Monday, March 14, 2016

No Angora Underwear Ever

You go to a wine pairing dinner to learn about new wines, sure, but if you play your cards right, you pick up so much more.

The key is inviting the right crowd to fill out your table and the half dozen friends who joined me for an Italian dinner at Camden's more than qualified, from the humorist wearing a PETA - as in "People Eating Tasty Animals" - t-shirt, to the techie expert on call all night in case of an IT emergency ("I forgot how to Snapchat!"), to the guy who met a first date at Millie's only to discover she smelled like a grandmother (i.e., mothballs and lavender) and talked about her cats all evening.

A perfectly cast evening, in other words.

Early on, a stylish friend right down to her coordinating jewelry looked at me and suggested I remove my blazer to reveal my dress, amending, "Or is part of your ensemble?" Rarely has my attire been so flattered. I could only aspire to ensemble.

Jim Hutton of Vias Imports, a fount of information, was our genial host and took top ensemble honors doing it in his snazzy blue checked blazer, starting us off with Castelvero Cortese, an easy-drinking sipper we slurped happily with chicken liver mousse slathered on toasted bread adorned with red onion and arugula.

The upshot? A fabulous beginning all but guaranteeing that everyone had stinky breath from the get-go.

Naturally given the setting and this crowd, the topic of overindulging came up.

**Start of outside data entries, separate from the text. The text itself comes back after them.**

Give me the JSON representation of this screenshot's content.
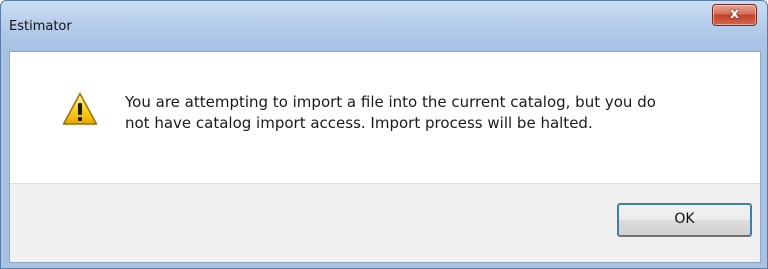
{
  "window": {
    "title": "Estimator",
    "close_glyph": "x",
    "close_icon": "close-icon"
  },
  "message": {
    "icon": "warning-icon",
    "text": "You are attempting to import a file into the current catalog, but you do\nnot have catalog import access.  Import process will be halted."
  },
  "buttons": {
    "ok_label": "OK"
  },
  "colors": {
    "titlebar": "#b9d0ec",
    "close_button": "#c0432c",
    "warning_fill": "#f5c400",
    "button_face": "#e5e5e5"
  }
}
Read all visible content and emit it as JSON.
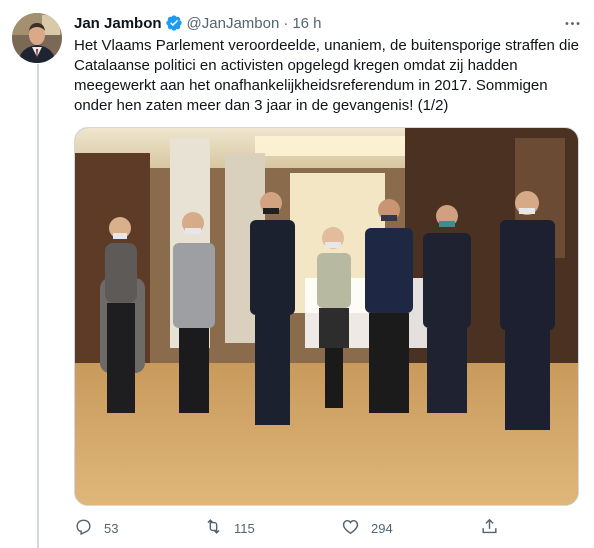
{
  "tweet": {
    "author_name": "Jan Jambon",
    "author_handle": "@JanJambon",
    "separator": "·",
    "timestamp": "16 h",
    "verified": true,
    "text": "Het Vlaams Parlement veroordeelde, unaniem, de buitensporige straffen die Catalaanse politici en activisten opgelegd kregen omdat zij hadden meegewerkt aan het onafhankelijkheidsreferendum in 2017. Sommigen onder hen zaten meer dan 3 jaar in de gevangenis! (1/2)"
  },
  "actions": {
    "reply_count": "53",
    "retweet_count": "115",
    "like_count": "294"
  },
  "icons": {
    "verified": "verified-badge-icon",
    "more": "more-options-icon",
    "reply": "reply-icon",
    "retweet": "retweet-icon",
    "like": "like-icon",
    "share": "share-icon"
  },
  "colors": {
    "accent": "#1d9bf0",
    "text_secondary": "#536471",
    "text_primary": "#0f1419"
  }
}
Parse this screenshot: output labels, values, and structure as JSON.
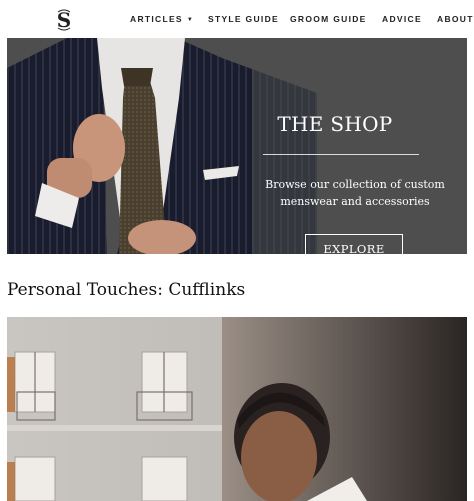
{
  "header": {
    "logo_icon": "monogram-logo-icon",
    "nav": [
      {
        "label": "ARTICLES",
        "has_dropdown": true
      },
      {
        "label": "STYLE GUIDE"
      },
      {
        "label": "GROOM GUIDE"
      },
      {
        "label": "ADVICE"
      },
      {
        "label": "ABOUT"
      }
    ]
  },
  "hero": {
    "title": "THE SHOP",
    "description": "Browse our collection of custom menswear and accessories",
    "button_label": "EXPLORE"
  },
  "section": {
    "title": "Personal Touches: Cufflinks"
  },
  "colors": {
    "text": "#222222",
    "hero_bg": "#4f4e4f",
    "white": "#ffffff"
  }
}
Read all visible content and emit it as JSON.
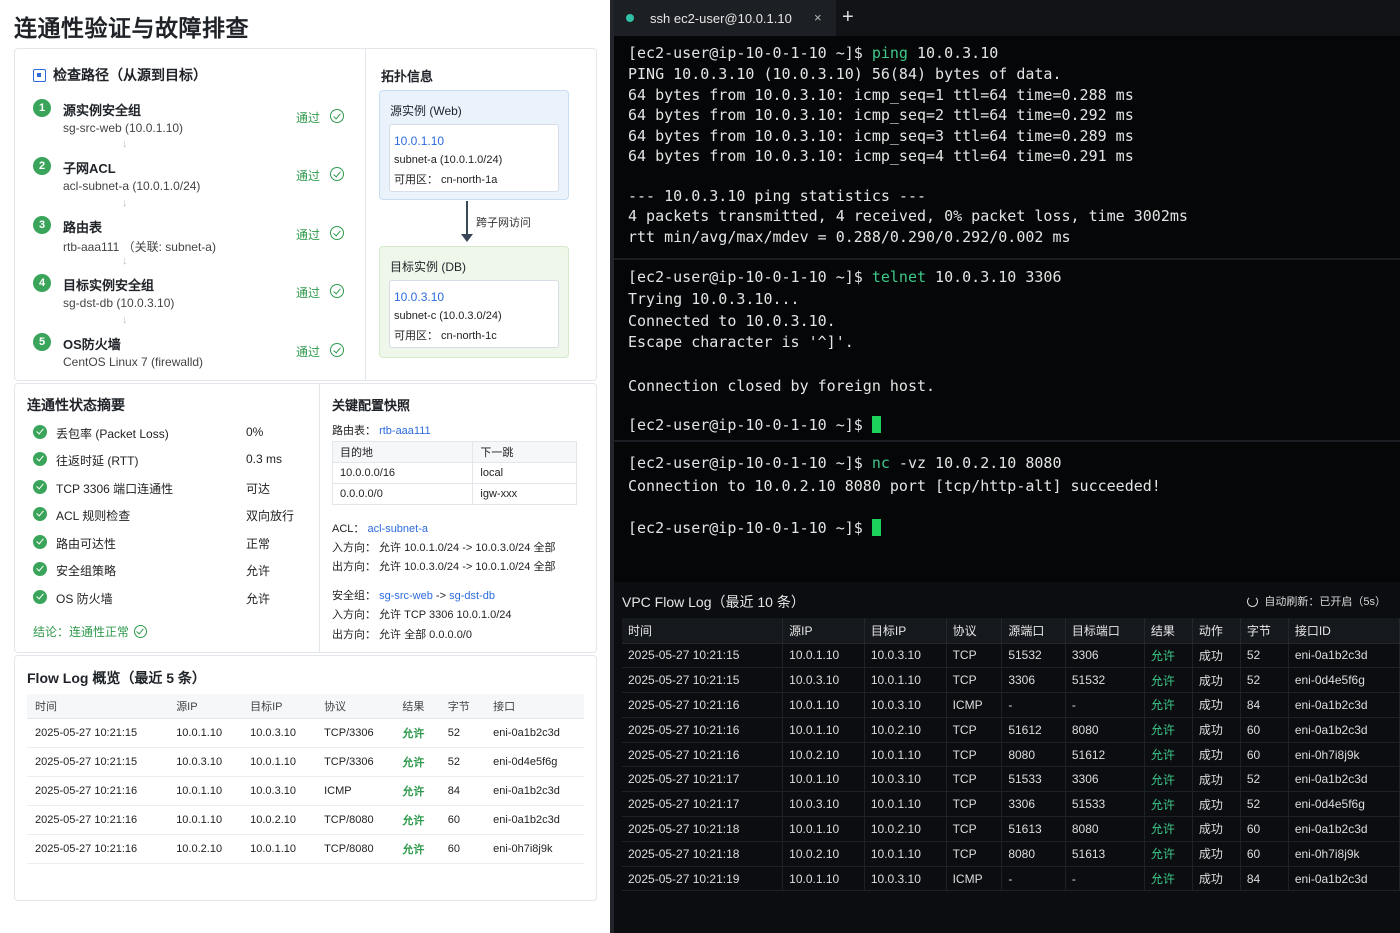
{
  "page_title": "连通性验证与故障排查",
  "check_path": {
    "title": "检查路径（从源到目标）",
    "steps": [
      {
        "num": "1",
        "title": "源实例安全组",
        "sub": "sg-src-web (10.0.1.10)",
        "status": "通过"
      },
      {
        "num": "2",
        "title": "子网ACL",
        "sub": "acl-subnet-a (10.0.1.0/24)",
        "status": "通过"
      },
      {
        "num": "3",
        "title": "路由表",
        "sub": "rtb-aaa111 （关联: subnet-a)",
        "status": "通过"
      },
      {
        "num": "4",
        "title": "目标实例安全组",
        "sub": "sg-dst-db (10.0.3.10)",
        "status": "通过"
      },
      {
        "num": "5",
        "title": "OS防火墙",
        "sub": "CentOS Linux 7 (firewalld)",
        "status": "通过"
      }
    ],
    "arrow": "↓"
  },
  "topology": {
    "title": "拓扑信息",
    "source": {
      "title": "源实例 (Web)",
      "ip": "10.0.1.10",
      "subnet": "subnet-a (10.0.1.0/24)",
      "az": "可用区： cn-north-1a"
    },
    "cross_label": "跨子网访问",
    "target": {
      "title": "目标实例 (DB)",
      "ip": "10.0.3.10",
      "subnet": "subnet-c (10.0.3.0/24)",
      "az": "可用区： cn-north-1c"
    }
  },
  "summary": {
    "title": "连通性状态摘要",
    "rows": [
      {
        "label": "丢包率 (Packet Loss)",
        "value": "0%"
      },
      {
        "label": "往返时延 (RTT)",
        "value": "0.3 ms"
      },
      {
        "label": "TCP 3306 端口连通性",
        "value": "可达"
      },
      {
        "label": "ACL 规则检查",
        "value": "双向放行"
      },
      {
        "label": "路由可达性",
        "value": "正常"
      },
      {
        "label": "安全组策略",
        "value": "允许"
      },
      {
        "label": "OS 防火墙",
        "value": "允许"
      }
    ],
    "conclusion": "结论：连通性正常"
  },
  "config": {
    "title": "关键配置快照",
    "route_label": "路由表：",
    "route_id": "rtb-aaa111",
    "route_table": {
      "headers": [
        "目的地",
        "下一跳"
      ],
      "rows": [
        [
          "10.0.0.0/16",
          "local"
        ],
        [
          "0.0.0.0/0",
          "igw-xxx"
        ]
      ]
    },
    "acl_label": "ACL：",
    "acl_id": "acl-subnet-a",
    "acl_in": "入方向：  允许  10.0.1.0/24  ->  10.0.3.0/24  全部",
    "acl_out": "出方向：  允许  10.0.3.0/24  ->  10.0.1.0/24  全部",
    "sg_label": "安全组：",
    "sg_src": "sg-src-web",
    "sg_arrow": " -> ",
    "sg_dst": "sg-dst-db",
    "sg_in": "入方向：  允许  TCP  3306  10.0.1.0/24",
    "sg_out": "出方向：  允许  全部    0.0.0.0/0"
  },
  "flow_overview": {
    "title": "Flow Log 概览（最近 5 条）",
    "headers": [
      "时间",
      "源IP",
      "目标IP",
      "协议",
      "结果",
      "字节",
      "接口"
    ],
    "rows": [
      [
        "2025-05-27 10:21:15",
        "10.0.1.10",
        "10.0.3.10",
        "TCP/3306",
        "允许",
        "52",
        "eni-0a1b2c3d"
      ],
      [
        "2025-05-27 10:21:15",
        "10.0.3.10",
        "10.0.1.10",
        "TCP/3306",
        "允许",
        "52",
        "eni-0d4e5f6g"
      ],
      [
        "2025-05-27 10:21:16",
        "10.0.1.10",
        "10.0.3.10",
        "ICMP",
        "允许",
        "84",
        "eni-0a1b2c3d"
      ],
      [
        "2025-05-27 10:21:16",
        "10.0.1.10",
        "10.0.2.10",
        "TCP/8080",
        "允许",
        "60",
        "eni-0a1b2c3d"
      ],
      [
        "2025-05-27 10:21:16",
        "10.0.2.10",
        "10.0.1.10",
        "TCP/8080",
        "允许",
        "60",
        "eni-0h7i8j9k"
      ]
    ]
  },
  "terminal": {
    "tab_title": "ssh ec2-user@10.0.1.10",
    "tab_close": "×",
    "tab_plus": "+",
    "prompt": "[ec2-user@ip-10-0-1-10 ~]$ ",
    "ping": {
      "cmd": "ping",
      "args": " 10.0.3.10",
      "lines": [
        "PING 10.0.3.10 (10.0.3.10) 56(84) bytes of data.",
        "64 bytes from 10.0.3.10: icmp_seq=1 ttl=64 time=0.288 ms",
        "64 bytes from 10.0.3.10: icmp_seq=2 ttl=64 time=0.292 ms",
        "64 bytes from 10.0.3.10: icmp_seq=3 ttl=64 time=0.289 ms",
        "64 bytes from 10.0.3.10: icmp_seq=4 ttl=64 time=0.291 ms",
        "",
        "--- 10.0.3.10 ping statistics ---",
        "4 packets transmitted, 4 received, 0% packet loss, time 3002ms",
        "rtt min/avg/max/mdev = 0.288/0.290/0.292/0.002 ms"
      ]
    },
    "telnet": {
      "cmd": "telnet",
      "args": " 10.0.3.10 3306",
      "lines": [
        "Trying 10.0.3.10...",
        "Connected to 10.0.3.10.",
        "Escape character is '^]'.",
        "",
        "Connection closed by foreign host."
      ]
    },
    "nc": {
      "cmd": "nc",
      "args": " -vz 10.0.2.10 8080",
      "lines": [
        "Connection to 10.0.2.10 8080 port [tcp/http-alt] succeeded!"
      ]
    }
  },
  "vpc_flow": {
    "title": "VPC Flow Log（最近 10 条）",
    "refresh": "自动刷新：已开启（5s）",
    "headers": [
      "时间",
      "源IP",
      "目标IP",
      "协议",
      "源端口",
      "目标端口",
      "结果",
      "动作",
      "字节",
      "接口ID"
    ],
    "rows": [
      [
        "2025-05-27 10:21:15",
        "10.0.1.10",
        "10.0.3.10",
        "TCP",
        "51532",
        "3306",
        "允许",
        "成功",
        "52",
        "eni-0a1b2c3d"
      ],
      [
        "2025-05-27 10:21:15",
        "10.0.3.10",
        "10.0.1.10",
        "TCP",
        "3306",
        "51532",
        "允许",
        "成功",
        "52",
        "eni-0d4e5f6g"
      ],
      [
        "2025-05-27 10:21:16",
        "10.0.1.10",
        "10.0.3.10",
        "ICMP",
        "-",
        "-",
        "允许",
        "成功",
        "84",
        "eni-0a1b2c3d"
      ],
      [
        "2025-05-27 10:21:16",
        "10.0.1.10",
        "10.0.2.10",
        "TCP",
        "51612",
        "8080",
        "允许",
        "成功",
        "60",
        "eni-0a1b2c3d"
      ],
      [
        "2025-05-27 10:21:16",
        "10.0.2.10",
        "10.0.1.10",
        "TCP",
        "8080",
        "51612",
        "允许",
        "成功",
        "60",
        "eni-0h7i8j9k"
      ],
      [
        "2025-05-27 10:21:17",
        "10.0.1.10",
        "10.0.3.10",
        "TCP",
        "51533",
        "3306",
        "允许",
        "成功",
        "52",
        "eni-0a1b2c3d"
      ],
      [
        "2025-05-27 10:21:17",
        "10.0.3.10",
        "10.0.1.10",
        "TCP",
        "3306",
        "51533",
        "允许",
        "成功",
        "52",
        "eni-0d4e5f6g"
      ],
      [
        "2025-05-27 10:21:18",
        "10.0.1.10",
        "10.0.2.10",
        "TCP",
        "51613",
        "8080",
        "允许",
        "成功",
        "60",
        "eni-0a1b2c3d"
      ],
      [
        "2025-05-27 10:21:18",
        "10.0.2.10",
        "10.0.1.10",
        "TCP",
        "8080",
        "51613",
        "允许",
        "成功",
        "60",
        "eni-0h7i8j9k"
      ],
      [
        "2025-05-27 10:21:19",
        "10.0.1.10",
        "10.0.3.10",
        "ICMP",
        "-",
        "-",
        "允许",
        "成功",
        "84",
        "eni-0a1b2c3d"
      ]
    ]
  },
  "colors": {
    "accent_green": "#3aa55a",
    "link_blue": "#2d6cdf",
    "terminal_green": "#3ec98a",
    "cursor_green": "#1bd15a"
  }
}
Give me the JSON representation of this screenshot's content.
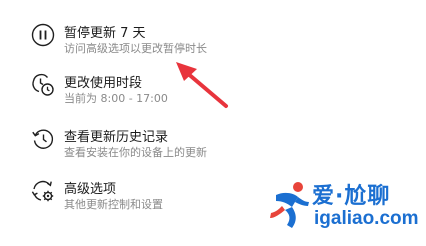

"If I slept with my clothes on, I was probably drunk," Young Blood shares, remembering her first date with her favorite man, a master of the cocktail. Pru recalls waking up with pajamas on and earrings off and no memory of either happening.

Holmes, ever the expert on such things, adds, "You did it yourself. No guy would bother taking off the earrings."

You can't argue with that kind of male logic.

Things started to get rowdy when the Stefanini Selse Soave was poured, as everyone at the table agreed that it was the kind of warm weather sipper that could keep a woman happy all summer. With it, we noshed on marinated white anchovy and roasted red pepper salad, although not everyone was the fan of tiny fish that some of us were.

Appropriately given Saturday night's time change, the subject of variations in sunsets/sunrises in different locales was discussed - how Nova Scotia would prefer not to be on EST given their location, how much later West Coast sunsets are than here and how difficult it would be to deal with Scandanavia's extensive darkness.

Amazingly (or not given the high octane evening) we had enough experts at the table to confirm that Iceland has the highest alcoholism rate and the highest reading rate (no surprise, either one), but somehow got off on a tangent about Icelandic angora sweaters.

"You can never wear Icelandic angora underwear ever," Pru shared with all the  authority of Joan Collins on the subject of wire hangers. "Your parts will be on fire."

Word to the wise there.

Next arrived the ideal Springtime red wine, Fuedo Santa Tresa Cerasuolo di Vittoria, a blend of Nero d'Avola and Frappato that was made for the seared sea scallops swimming in a tomato and olive ragout, a sop-worthy dish of the highest order, especially given the chef's terrific focaccia.

Before each course, Jim gave us the savvy lowdown on the upcoming wine, rife with location and terroir details, grape history and winery specifics, but the moment he finished, it was always Holmes who chimed in with his favorite stat, using his best commercial announcer voice. "And, it's 13.5% alcohol!"

Seared duck breast with toothsome lentils, bitter greens and blackberry jus paired magnificently with Pecchino San Luigi Dogliani and the retelling of the worst first date ever.

Seems her date was so drunk she wound up having to pay for dinner and drive him home, where she discovered he still lived with his Dad, who opened the door. Said date proceeded to give her a consolation prize of a Glamour Shot of himself just as his girlfriend pulls up.

But, wait, here's the kicker: Dad invites her in for a drink with him. We were awestruck. None of us could top this story and we all had far more years of bad dating experience to pull from.

Officially, the meal concluded with Tenuta Pederzana Gibe Lambrusco, because what great Italian party doesn't end with red bubbles?

It was a huge hit with my group as we tucked into cannolis stuffed with chocolate mousse and a puddle of berry compote and bantered about renting a beach house ("You don't have to wear pajamas if you share a bed with me," one friend promised mischievously ) with this crew for the ultimate party week.

We shared more dating horror stories - "I didn't date for three years, then I tried a year of art, yoga and dating. The art went well..." - and far too many bubbles, the time change decidedly working in our favor because none of us were feeling the actual time, despite the reality of early mornings facing us all. Yes, even me.

But, alas, eventually we set glasses aside and our Italian party began breaking up.

And while I can't speak for the other six miscreants, I, for one, did not sleep in my ensemble.